As for cygwin, I have made progress, but I am about ready to throw in the towel. Now I have it working (for a while), but it seems to deadlock often in the flock(LOCK_UN) call, or possibly some race condition between 2 processes doing flock(LOCK_UN)/flock(LOCK_EX). I do have some simplification to the log_flush function however, and will be getting that checked in, once I have it tested better. I removed some of the if(fd==&pot) stuff, and simply always print stuff (to debug the true calls to that locking stuff). Also, the crk_pot_pos logic is simplified (now that I understand just wtf it was used for). We still do a SEEK_END on the .pot (but not .log). I am not 100% sure WHY we do that. I really think that should be a SEEK_CUR, and allow the append mode logic to work, BUT you mentioned that something about NFS having issues. BUT if that is the case, then I would think we would ALWAYS SEEK_END, both for the .pot and .log file ??? Rereading that, it appears that possibly using APPEND open with flock 'may' allow the system to simulate proper appending (which was what you found out about corruption).

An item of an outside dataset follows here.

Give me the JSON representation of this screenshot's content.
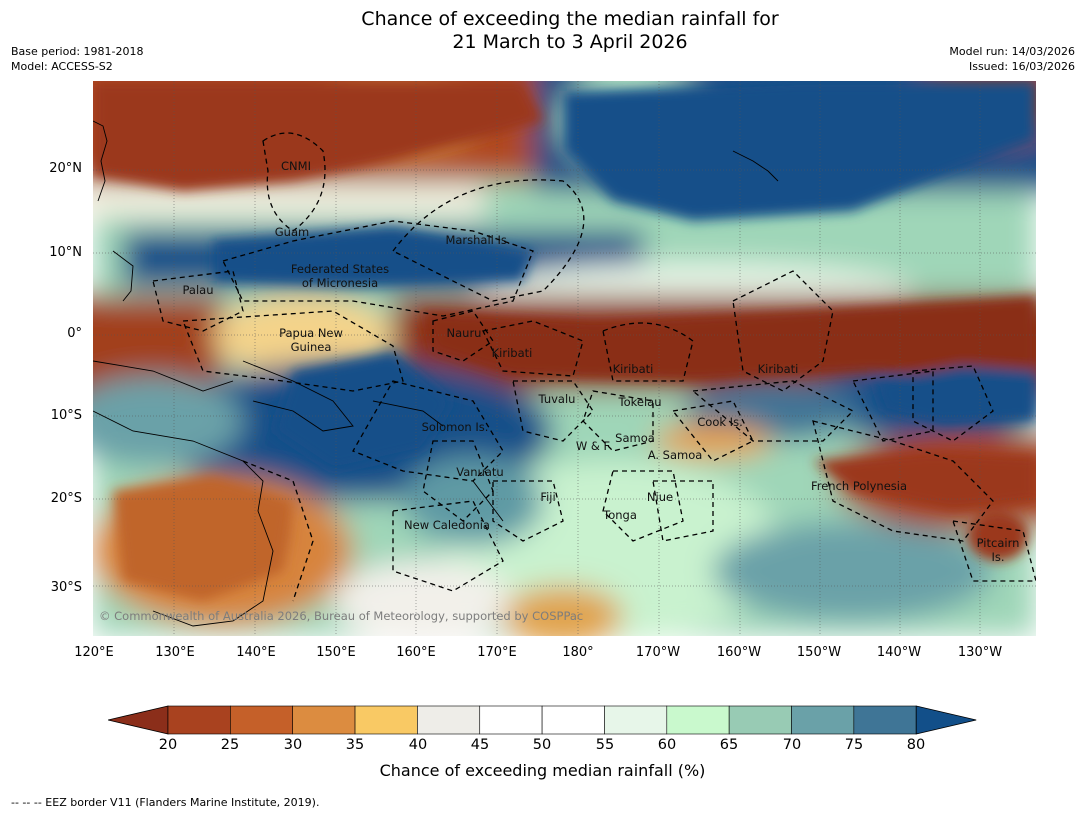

All this is hard to tell, BUT overall, this is an exercise we have needed to do, trying to figure out how better to handle this. I still may not be able to get cygwin working (I have somewhat given up). BUT this is also testing a lot with the files not already existing on disk. Once i get my script updated (to look at both log and pot file line counts), I will also see if cygwin will work, if the files are 'always' there and flushed to disk, prior to jtr running. _THAT_ has pretty much eliminated the problem on the vboxfs for ubuntu running on virtualbox. I still get an error now and again on the TS, BUT those errors are 'invalid' password, and I think what is happening is something in screen IO is getting corrupted in the stderr stuff, triggering a 'looks like' situation for a password. BUT every time I get one of those errors, there also are 1500 GOOD matching passwords (or the correct amount), so this 'bad password' is spurious from somewhere else.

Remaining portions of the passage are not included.